Another limit of datafication: that social credit systems rely exclusively on data means; subjects are not just seen by power but seen by power through data. The production and reproduction of the social is how data produces and reproduces its datafied subjects. Yet instances of datafication are exceedingly social—and I do not mean this in a good way. Just like the social reproduces the social, readers interested in questions of digital technology may be familiar with the fact that algorithmic processing of data also inevitably reproduces existing biases and oppressions. Facial recognition systems are notoriously racist and transphobic. Algorithmic hiring systems redouble sexism. Quantified self-tracking systems further alienate and dispossess users with disabilities.
Datafication is thus an intensely political process, and that ‘any behaviour that can be reliably measured is a potential input for a social credit rating’, citing van ‘t Klooster, should worry us. What it means to ‘reliably measure’ is not merely a question of scientific method as measurement itself can only exist within the realm of politics. We see this in China. While the persecuted Uyghur ethnic group in the country’s western Xinjiang region are certainly repressed by security forces, the Uyghurs—their faces and names—are also studied in ways that may technologically improve that repression. Just like how the post-9/11 US push to hire more Arabic translators allowed for increased surveillance and thus measurement of Arab-speaking populations, measurement is not just using a ruler to assess the length of an object. It is an intensely political act, an act where to ‘reliably measure’ this social in unqualified form is, at face value, unjust. If an algorithmic social credit system led to dystopia, I would not blame the algorithm but the ‘topia’ it comes from.
Qualifications for the Future
Ironic for an argument of abstraction, I end with an appeal for qualification. Much like an unqualified ‘citizen’ or ‘civic virtue’—which strategically positions the rights and obligations of citizen away from its lived, differential reality, and thus affirms an ideal that likely will not apply in practice—the qualified examples of the US and China show that not all types of people are citizens in the same way. The ideal of the nation, and the society that grounds that ideal, is itself exclusionary. While Arab people in the US are formally citizens, their enacted practice of citizenship is ontologically conditioned through the lens of white supremacy. The same, but in distinct ways, with China and its Uyghur population. When datafication reproduces the social, it is precisely this relationship of marginalization that is intentionally and unintentionally datafied.

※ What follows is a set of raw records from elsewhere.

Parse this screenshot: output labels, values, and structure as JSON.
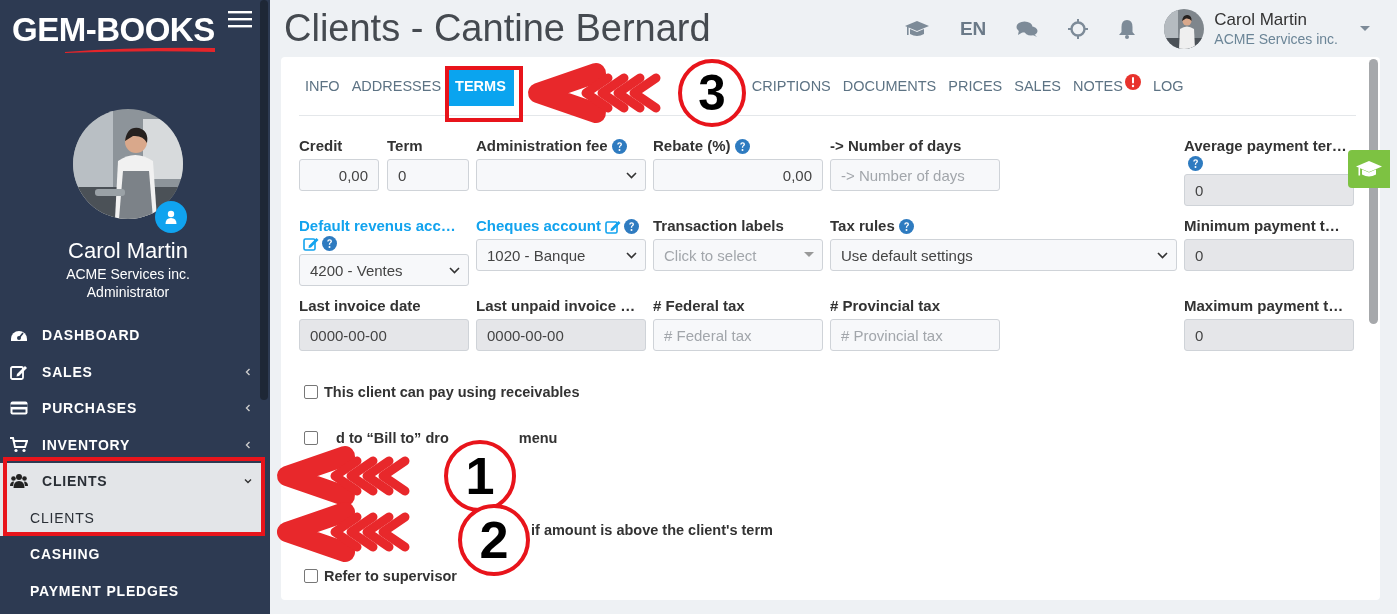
{
  "sidebar": {
    "logo": "GEM-BOOKS",
    "user": {
      "name": "Carol Martin",
      "company": "ACME Services inc.",
      "role": "Administrator"
    },
    "nav": [
      {
        "label": "DASHBOARD"
      },
      {
        "label": "SALES",
        "expanded": false
      },
      {
        "label": "PURCHASES",
        "expanded": false
      },
      {
        "label": "INVENTORY",
        "expanded": false
      },
      {
        "label": "CLIENTS",
        "expanded": true,
        "children": [
          {
            "label": "CLIENTS",
            "selected": true
          },
          {
            "label": "CASHING",
            "selected": false
          },
          {
            "label": "PAYMENT PLEDGES",
            "selected": false
          }
        ]
      }
    ]
  },
  "header": {
    "title": "Clients - Cantine Bernard",
    "language": "EN",
    "user": {
      "name": "Carol Martin",
      "company": "ACME Services inc."
    }
  },
  "tabs": [
    {
      "label": "INFO",
      "selected": false
    },
    {
      "label": "ADDRESSES",
      "selected": false
    },
    {
      "label": "TERMS",
      "selected": true
    },
    {
      "label": "CRIPTIONS",
      "selected": false
    },
    {
      "label": "DOCUMENTS",
      "selected": false
    },
    {
      "label": "PRICES",
      "selected": false
    },
    {
      "label": "SALES",
      "selected": false
    },
    {
      "label": "NOTES",
      "selected": false,
      "alert": true
    },
    {
      "label": "LOG",
      "selected": false
    }
  ],
  "form_rows": [
    [
      {
        "kind": "pair",
        "fields": [
          {
            "label": "Credit",
            "kind": "number",
            "value": "0,00",
            "disabled": false
          },
          {
            "label": "Term",
            "kind": "text",
            "value": "0",
            "disabled": false
          }
        ]
      },
      {
        "label": "Administration fee",
        "help": true,
        "kind": "select",
        "disabled": false
      },
      {
        "label": "Rebate (%)",
        "help": true,
        "kind": "number",
        "value": "0,00",
        "disabled": false
      },
      {
        "label": "-> Number of days",
        "kind": "text",
        "placeholder": "-> Number of days",
        "disabled": false
      },
      {
        "label": "Average payment ter…",
        "help": true,
        "kind": "text",
        "value": "0",
        "disabled": true
      }
    ],
    [
      {
        "label": "Default revenus acc…",
        "link": true,
        "edit": true,
        "help": true,
        "kind": "select",
        "value": "4200 - Ventes",
        "disabled": false
      },
      {
        "label": "Cheques account",
        "link": true,
        "edit": true,
        "help": true,
        "kind": "select",
        "value": "1020 - Banque",
        "disabled": false
      },
      {
        "label": "Transaction labels",
        "kind": "tags",
        "placeholder": "Click to select",
        "disabled": false
      },
      {
        "label": "Tax rules",
        "help": true,
        "kind": "select",
        "value": "Use default settings",
        "disabled": false
      },
      {
        "label": "Minimum payment t…",
        "kind": "text",
        "value": "0",
        "disabled": true
      }
    ],
    [
      {
        "label": "Last invoice date",
        "kind": "text",
        "value": "0000-00-00",
        "disabled": true
      },
      {
        "label": "Last unpaid invoice …",
        "kind": "text",
        "value": "0000-00-00",
        "disabled": true
      },
      {
        "label": "# Federal tax",
        "kind": "text",
        "placeholder": "# Federal tax",
        "disabled": false
      },
      {
        "label": "# Provincial tax",
        "kind": "text",
        "placeholder": "# Provincial tax",
        "disabled": false
      },
      {
        "label": "Maximum payment t…",
        "kind": "text",
        "value": "0",
        "disabled": true
      }
    ]
  ],
  "options": [
    {
      "checked": false,
      "parts": [
        "This client can pay using receivables"
      ]
    },
    {
      "checked": false,
      "parts": [
        "d to “Bill to” dro",
        "menu"
      ]
    },
    {
      "parts": [
        "if amount is above the client's term"
      ]
    },
    {
      "checked": false,
      "parts": [
        "Refer to supervisor"
      ]
    }
  ],
  "annotations": [
    {
      "number": "3"
    },
    {
      "number": "1"
    },
    {
      "number": "2"
    }
  ]
}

We need to both qualify subjects of surveillance and the underlying assumptions of that surveillance. Neither capitalism nor socialism was discussed in Reijers or van ‘t Klooster—only an unqualified market—in debates about the efficacy of social credit systems for enforcing authoritarianism or producing justice. I return to the original question: what is the ‘social’ of social credit? At the end of the day, these systems are not currently for the demos. The social is deployed as a source of information, turned against the demos by forces hegemonically empowered to maintain ideological control. If there is to be any justice, I would most intently ask: how do we make a social credit system democratically operated—not a social credit by a socialist social credit system?